Threat Event An occurrence where a threat is realized and a vulnerability is exploited. Threat events are the incidents that security controls aim to prevent or detect.
Vulnerability A weakness in a system that can be exploited by a threat. Vulnerabilities in AI agents include prompt injection susceptibility, jailbreak weaknesses, and capability overhang.
Weakness A flaw or deficiency in design, implementation, or operation that could potentially become a vulnerability. Not all weaknesses are exploitable, but they represent potential risk.

Vijil

Darwin Vijil’s continuous improvement system that uses production telemetry to identify edge cases, tune defenses, and improve agent trust over time.
Detector A component that analyzes agent responses to determine if they contain threats, policy violations, or evaluation failures. Detectors use pattern matching, ML classifiers, or LLM judges.
Diamond Vijil’s evaluation platform that tests agents against comprehensive threat scenarios to produce Trust Scores and identify vulnerabilities before deployment.
Dome Vijil’s runtime defense platform that protects agents in production through configurable guardrails, guards, and real-time threat detection.
Guard A protection category within a guardrail that addresses a specific threat type, such as prompt injection, PII exposure, or toxicity.
Guardrail A configurable pipeline of guards that filter agent inputs and outputs. Guardrails define which protections are active and how threats are handled.
Harness A collection of scenarios that define a complete evaluation. Harnesses can target specific threat categories (like OWASP LLM Top 10) or comprehensive trust assessment.
Persona A profile representing who interacts with an agent. Personas inform evaluation scenarios and defense configurations based on user characteristics and threat models.
Policy Rules defining acceptable agent behavior for an organization. Policies are enforced through evaluation criteria and runtime guards.

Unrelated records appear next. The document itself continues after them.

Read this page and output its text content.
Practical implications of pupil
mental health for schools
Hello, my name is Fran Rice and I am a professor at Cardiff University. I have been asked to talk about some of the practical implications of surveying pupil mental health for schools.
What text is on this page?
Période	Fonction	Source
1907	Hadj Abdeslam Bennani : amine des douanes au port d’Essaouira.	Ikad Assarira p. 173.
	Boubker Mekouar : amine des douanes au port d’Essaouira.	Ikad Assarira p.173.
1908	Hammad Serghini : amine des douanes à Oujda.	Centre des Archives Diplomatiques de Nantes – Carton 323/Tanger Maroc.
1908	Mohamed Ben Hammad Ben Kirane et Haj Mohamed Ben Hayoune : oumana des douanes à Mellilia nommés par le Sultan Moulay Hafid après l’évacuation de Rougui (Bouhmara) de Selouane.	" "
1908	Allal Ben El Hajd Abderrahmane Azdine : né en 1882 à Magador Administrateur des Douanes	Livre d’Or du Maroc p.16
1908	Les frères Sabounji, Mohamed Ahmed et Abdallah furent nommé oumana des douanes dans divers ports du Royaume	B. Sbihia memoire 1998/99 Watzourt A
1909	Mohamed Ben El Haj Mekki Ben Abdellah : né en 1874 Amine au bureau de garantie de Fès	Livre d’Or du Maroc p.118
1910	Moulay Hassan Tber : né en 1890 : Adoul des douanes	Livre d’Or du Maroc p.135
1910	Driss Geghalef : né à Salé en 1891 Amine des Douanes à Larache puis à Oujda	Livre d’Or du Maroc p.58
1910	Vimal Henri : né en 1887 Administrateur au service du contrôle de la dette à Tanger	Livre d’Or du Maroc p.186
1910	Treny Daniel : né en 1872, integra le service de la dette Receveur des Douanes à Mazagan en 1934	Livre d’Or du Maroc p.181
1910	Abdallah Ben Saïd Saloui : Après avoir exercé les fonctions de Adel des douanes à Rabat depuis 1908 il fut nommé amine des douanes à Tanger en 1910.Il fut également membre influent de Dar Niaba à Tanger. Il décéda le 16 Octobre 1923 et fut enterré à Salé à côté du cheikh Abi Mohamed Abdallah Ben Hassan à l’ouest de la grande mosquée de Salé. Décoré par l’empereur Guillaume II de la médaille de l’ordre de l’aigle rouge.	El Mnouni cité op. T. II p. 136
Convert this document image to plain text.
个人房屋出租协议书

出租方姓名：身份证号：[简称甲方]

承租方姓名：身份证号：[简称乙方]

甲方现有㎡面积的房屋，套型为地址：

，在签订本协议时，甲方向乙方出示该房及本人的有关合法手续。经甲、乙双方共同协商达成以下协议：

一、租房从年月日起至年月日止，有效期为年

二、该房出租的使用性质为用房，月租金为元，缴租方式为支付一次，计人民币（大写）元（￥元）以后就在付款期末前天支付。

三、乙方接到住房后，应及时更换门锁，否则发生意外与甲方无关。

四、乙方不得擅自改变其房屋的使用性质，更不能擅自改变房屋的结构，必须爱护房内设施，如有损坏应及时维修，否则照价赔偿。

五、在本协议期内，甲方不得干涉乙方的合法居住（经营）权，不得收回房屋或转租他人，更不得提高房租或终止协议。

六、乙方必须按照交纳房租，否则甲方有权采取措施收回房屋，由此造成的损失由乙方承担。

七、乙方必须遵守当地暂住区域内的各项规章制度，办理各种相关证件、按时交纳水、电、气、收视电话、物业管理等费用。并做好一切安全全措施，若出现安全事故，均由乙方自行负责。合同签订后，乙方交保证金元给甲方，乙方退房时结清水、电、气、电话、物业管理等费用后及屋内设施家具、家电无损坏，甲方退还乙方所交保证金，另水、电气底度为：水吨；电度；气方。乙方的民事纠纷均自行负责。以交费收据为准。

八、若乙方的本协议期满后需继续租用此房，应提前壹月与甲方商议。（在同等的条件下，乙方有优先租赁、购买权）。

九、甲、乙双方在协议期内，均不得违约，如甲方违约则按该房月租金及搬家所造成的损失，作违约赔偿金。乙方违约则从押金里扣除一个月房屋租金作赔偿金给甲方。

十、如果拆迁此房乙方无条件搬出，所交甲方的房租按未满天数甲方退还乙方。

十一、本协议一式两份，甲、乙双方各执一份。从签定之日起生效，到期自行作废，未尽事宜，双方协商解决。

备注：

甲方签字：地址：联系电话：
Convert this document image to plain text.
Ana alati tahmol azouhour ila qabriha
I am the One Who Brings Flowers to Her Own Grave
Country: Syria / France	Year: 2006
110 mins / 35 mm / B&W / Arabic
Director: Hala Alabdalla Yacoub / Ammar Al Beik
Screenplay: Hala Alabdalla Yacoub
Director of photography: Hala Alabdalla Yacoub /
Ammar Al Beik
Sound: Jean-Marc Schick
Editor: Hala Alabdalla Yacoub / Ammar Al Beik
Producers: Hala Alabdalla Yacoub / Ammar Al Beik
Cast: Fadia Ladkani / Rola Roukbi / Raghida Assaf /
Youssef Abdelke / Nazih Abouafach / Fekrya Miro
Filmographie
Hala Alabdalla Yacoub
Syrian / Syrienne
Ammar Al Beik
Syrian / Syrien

Probe A specific test case that challenges an agent with a potentially harmful or problematic input. Probes are organized into scenarios within harnesses.
Scenario A group of related probes that test a specific attack pattern or vulnerability class. Scenarios provide structure between probes and harnesses.
Trust Score Vijil’s composite measure of agent trustworthiness across three dimensions: Reliability (consistent, accurate behavior), Security (resistance to attacks), and Safety (avoiding harmful outputs).